Em A Vida dos Espelhos (2025) a matéria que eles trabalham é já o próprio cinema nas imagens e sons e não se submetendo às regras racionalizadoras da palavra que tende a sobrepor-se. E fazem-no com uma mistura sensata de atrevimento e humildade, no sentido de darem a palavra aos outros dois “autores” da obra, o entrevistador, António Preto, cuja palavra (implícita) não se ouve, e o entrevistado, Luís Miguel Cintra, que surge como voz, confessando mesmo que na sua interpretação em muitos filmes de Oliveira a voz se impôs muitas vezes à expressão da face ou do gesto, nisso constituindo uma experiência diferente da que o tornou uma figura central do Teatro da Cornucópia.


Não haveria ninguém que incorporasse essa presença fantasmática de Manoel de Oliveira melhor do que o seu actor de tantos filmes, Luís Miguel Cintra, afastado dos palcos pela doença de Parkinson que conhecera bem no seu próprio pai, o professor e ensaísta Luís Lindley Cintra, e progressivamente lhe afecta a performance tão nuclear no seu trabalho de actor.

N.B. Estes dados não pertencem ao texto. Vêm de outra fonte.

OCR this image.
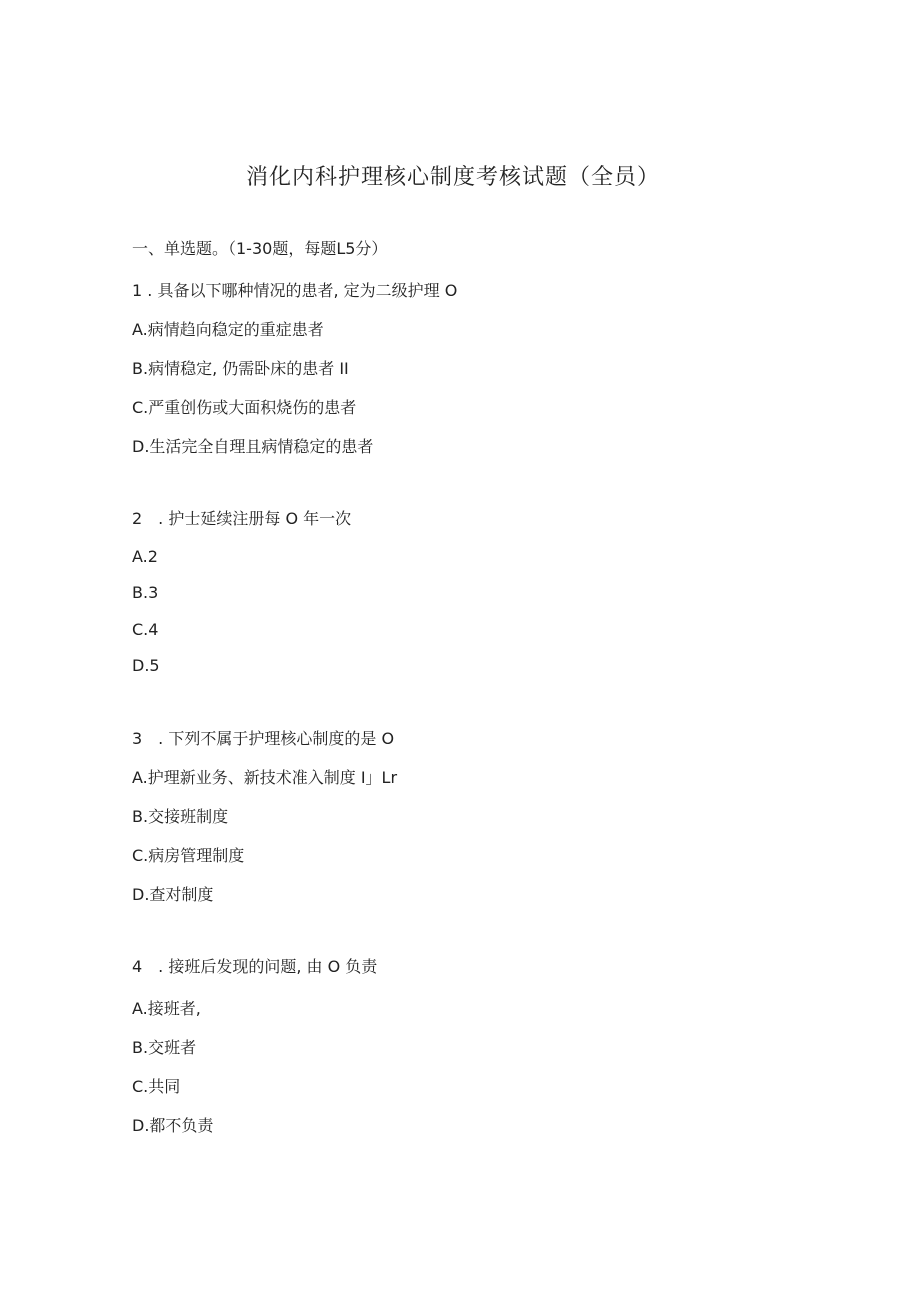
消化内科护理核心制度考核试题（全员）
一、单选题。（1-30题，每题L5分）
1 . 具备以下哪种情况的患者, 定为二级护理 O
A.病情趋向稳定的重症患者
B.病情稳定, 仍需卧床的患者 II
C.严重创伤或大面积烧伤的患者
D.生活完全自理且病情稳定的患者
2　. 护士延续注册每 O 年一次
A.2
B.3
C.4
D.5
3　. 下列不属于护理核心制度的是 O
A.护理新业务、新技术准入制度 I」Lr
B.交接班制度
C.病房管理制度
D.查对制度
4　. 接班后发现的问题, 由 O 负责
A.接班者,
B.交班者
C.共同
D.都不负责
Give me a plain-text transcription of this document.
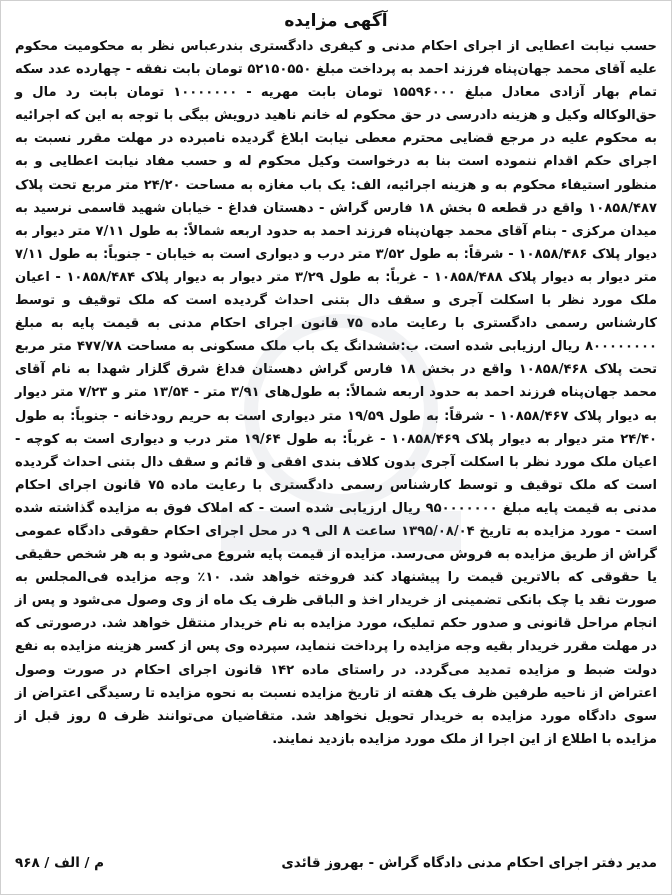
آگهی مزایده
حسب نیابت اعطایی از اجرای احکام مدنی و کیفری دادگستری بندرعباس نظر به محکومیت محکوم علیه آقای محمد جهان‌پناه فرزند احمد به پرداخت مبلغ ۵۲۱۵۰۵۵۰ تومان بابت نفقه - چهارده عدد سکه تمام بهار آزادی معادل مبلغ ۱۵۵۹۶۰۰۰ تومان بابت مهریه - ۱۰۰۰۰۰۰۰ تومان بابت رد مال و حق‌الوکاله وکیل و هزینه دادرسی در حق محکوم له خانم ناهید درویش بیگی با توجه به این که اجرائیه به محکوم علیه در مرجع قضایی محترم معطی نیابت ابلاغ گردیده نامبرده در مهلت مقرر نسبت به اجرای حکم اقدام ننموده است بنا به درخواست وکیل محکوم له و حسب مفاد نیابت اعطایی و به منظور استیفاء محکوم به و هزینه اجرائیه، الف: یک باب مغازه به مساحت ۲۴/۲۰ متر مربع تحت پلاک ۱۰۸۵۸/۴۸۷ واقع در قطعه ۵ بخش ۱۸ فارس گراش - دهستان فداغ - خیابان شهید قاسمی نرسید به میدان مرکزی - بنام آقای محمد جهان‌پناه فرزند احمد به حدود اربعه شمالاً: به طول ۷/۱۱ متر دیوار به دیوار پلاک ۱۰۸۵۸/۴۸۶ - شرقاً: به طول ۳/۵۲ متر درب و دیواری است به خیابان - جنوباً: به طول ۷/۱۱ متر دیوار به دیوار پلاک ۱۰۸۵۸/۴۸۸ - غرباً: به طول ۳/۲۹ متر دیوار به دیوار پلاک ۱۰۸۵۸/۴۸۴ - اعیان ملک مورد نظر با اسکلت آجری و سقف دال بتنی احداث گردیده است که ملک توقیف و توسط کارشناس رسمی دادگستری با رعایت ماده ۷۵ قانون اجرای احکام مدنی به قیمت پایه به مبلغ ۸۰۰۰۰۰۰۰۰ ریال ارزیابی شده است. ب:ششدانگ یک باب ملک مسکونی به مساحت ۴۷۷/۷۸ متر مربع تحت پلاک ۱۰۸۵۸/۴۶۸ واقع در بخش ۱۸ فارس گراش دهستان فداغ شرق گلزار شهدا به نام آقای محمد جهان‌پناه فرزند احمد به حدود اربعه شمالاً: به طول‌های ۳/۹۱ متر - ۱۳/۵۴ متر و ۷/۲۳ متر دیوار به دیوار پلاک ۱۰۸۵۸/۴۶۷ - شرقاً: به طول ۱۹/۵۹ متر دیواری است به حریم رودخانه - جنوباً: به طول ۲۴/۴۰ متر دیوار به دیوار پلاک ۱۰۸۵۸/۴۶۹ - غرباً: به طول ۱۹/۶۴ متر درب و دیواری است به کوچه - اعیان ملک مورد نظر با اسکلت آجری بدون کلاف بندی افقی و قائم و سقف دال بتنی احداث گردیده است که ملک توقیف و توسط کارشناس رسمی دادگستری با رعایت ماده ۷۵ قانون اجرای احکام مدنی به قیمت پایه مبلغ ۹۵۰۰۰۰۰۰۰ ریال ارزیابی شده است - که املاک فوق به مزایده گذاشته شده است - مورد مزایده به تاریخ ۱۳۹۵/۰۸/۰۴ ساعت ۸ الی ۹ در محل اجرای احکام حقوقی دادگاه عمومی گراش از طریق مزایده به فروش می‌رسد. مزایده از قیمت پایه شروع می‌شود و به هر شخص حقیقی یا حقوقی که بالاترین قیمت را پیشنهاد کند فروخته خواهد شد. ۱۰٪ وجه مزایده فی‌المجلس به صورت نقد یا چک بانکی تضمینی از خریدار اخذ و الباقی ظرف یک ماه از وی وصول می‌شود و پس از انجام مراحل قانونی و صدور حکم تملیک، مورد مزایده به نام خریدار منتقل خواهد شد. درصورتی که در مهلت مقرر خریدار بقیه وجه مزایده را پرداخت ننماید، سپرده وی پس از کسر هزینه مزایده به نفع دولت ضبط و مزایده تمدید می‌گردد. در راستای ماده ۱۴۲ قانون اجرای احکام در صورت وصول اعتراض از ناحیه طرفین ظرف یک هفته از تاریخ مزایده نسبت به نحوه مزایده تا رسیدگی اعتراض از سوی دادگاه مورد مزایده به خریدار تحویل نخواهد شد. متقاضیان می‌توانند ظرف ۵ روز قبل از مزایده با اطلاع از این اجرا از ملک مورد مزایده بازدید نمایند.
مدیر دفتر اجرای احکام مدنی دادگاه گراش - بهروز قائدی
م / الف / ۹۶۸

Peregrinando a norte e olhando o Porto do lado de Gaia onde agora vive, Luís Miguel Cintra é um co-autor que se reinventa num epílogo generoso enquanto o pano (não) cai e a Casa do Cinema Manoel de Oliveira se lhe oferece como ponto de reflexão por natureza inacabada.


Da memória e das palavras, Luís Miguel Cintra defende-se do narcisismo a que a circunstância o poderia expor não ocultando observações críticas de Oliveira ao seu trabalho, que o realizador se propunha superar na montagem, no final da rodagem de O Convento em que a própria lógica de direcção de actores, até aí bressoniana, se adaptava à invasão de vedetas do tamanho de Catherine Deneuve e John Malkovich no cinema mundial, no universo de Oliveira, do mesmo modo que Regina Guimarães e Saguenail tudo (re)compõem na sequência de O Acto da Primavera a Divina Comédia, mostrando Oliveira a dar a voz ou o corpo, como duplo, à ausência que a morte (Ruy Furtado) ou os afazeres da vida (o pregoeiro do auto popular) tinham feito desaparecer.


Por outro lado, O Meu Caso surge no contexto de A Vida dos Espelhos a uma nova luz, entre os temas existenciais de José Régio e o penoso sofrimento de Job, como um grito autobiográfico do próprio Luís Miguel Cintra, dedicado agora à publicação de arquivos memorialistas em livro (Luís Miguel Cintra O Cinema, 2020, Pequeno Livro Arquivo, 2023, Comentários a Uma Filmografia, 2025) ou em filme (Verdade e Consequência?, 2023).


Temos boas razões para ficarmos muito agradecidos à generosidade e talento de António Preto, Luís Miguel Cintra, Regina Guimarães e Saguenail que verdadeiramente fizeram a quatro mãos o filme póstumo de Manoel de Oliveira, uma obra prima.